Because sociology is a core subject for any liberal arts education, the department offers a variety of courses of interest to non-majors. These concern such current social issues as the problems of aging, drugs and society, social inequities, media, education, globalization, and the information revolution.
The major has been designed to allow each student, in consultation with an advisor, to develop an individualized program of study. The required courses ensure a solid grounding in sociological concepts, theories, and research methods.
By the time students graduate, they will:
- Create clear, succinct analysis in writing and speaking;
- Understand the structure and logic of the full range of the discipline;
- Formulate critical and analytic questions about society and be able to investigate them through original research;
- Demonstrate competence in handling databases and in using appropriate technical tools; and
- Apply theory and methods in sustained independent inquiry.
Careers in Sociology
Sociology provides an excellent preparation for a wide range of careers. A bachelor’s degree in sociology qualifies one for opportunities in national, state, and local government, including research, public administration, personnel, and planning. The major can lead to positions in human services and social advocacy, including alcohol and drug rehabilitation, health agency administration, counseling, recreation, senior services, social welfare, vocational, and rehabilitation counseling. Applications of sociology in business include organizational management, human relations, union organization, industrial relations, communication consulting, public relations, and marketing. Sociology constitutes valuable coursework in preparation for graduate study in law, business, and a variety of human services professions, as well as doctoral programs in sociology and related academic fields. Before graduation, sociology majors can establish internships that lead to valuable professional contacts and provide practical experience in pursuing these and additional career paths.

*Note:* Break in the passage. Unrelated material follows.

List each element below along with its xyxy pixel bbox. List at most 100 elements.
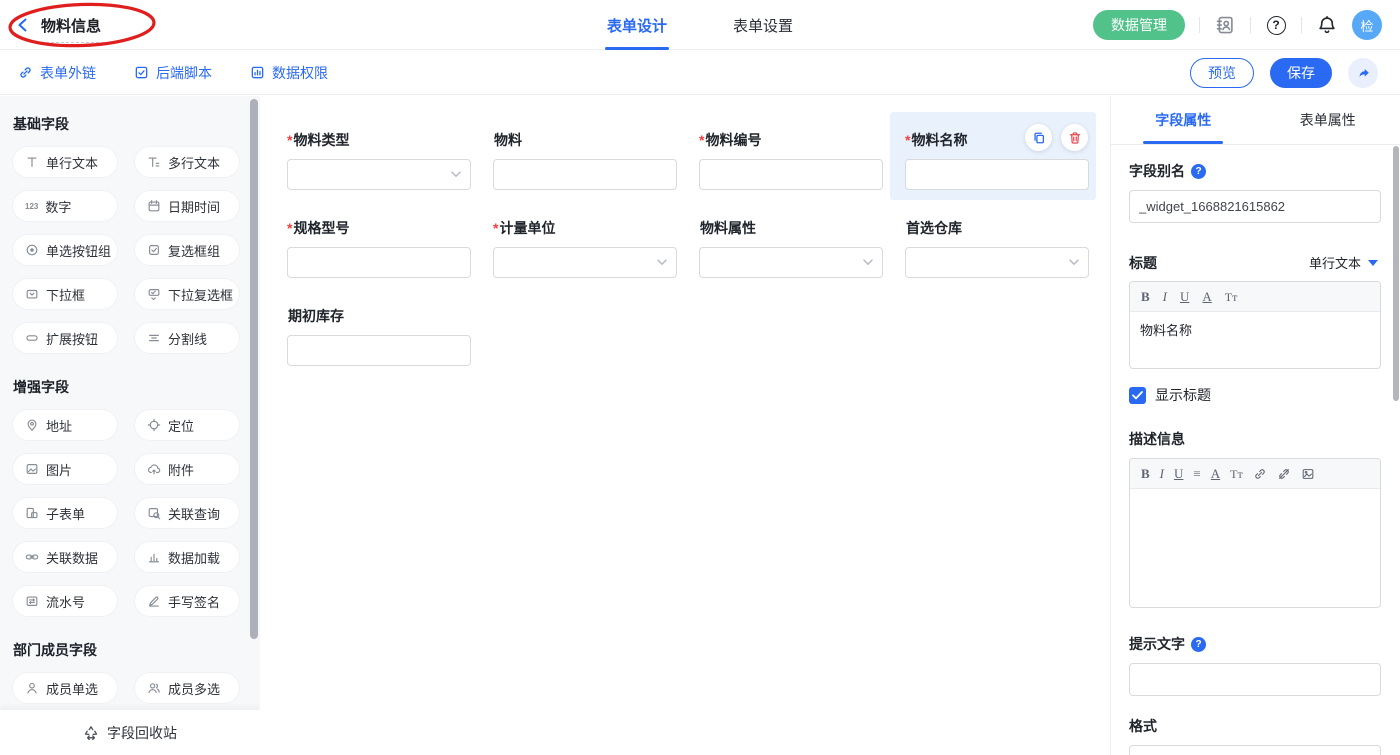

The department has a chapter of the national sociology honor society Alpha Kappa Delta, and it awards a C. Wright Mills Award for Sociological Imagination on an annual basis for the best original research paper produced by a student in the department.
Every year the Joseph J. Byrne Memorial Scholarship is awarded to an outstanding student majoring in sociology.
The Robert Holzapfel Scholarship is awarded to a student majoring in sociology or counseling.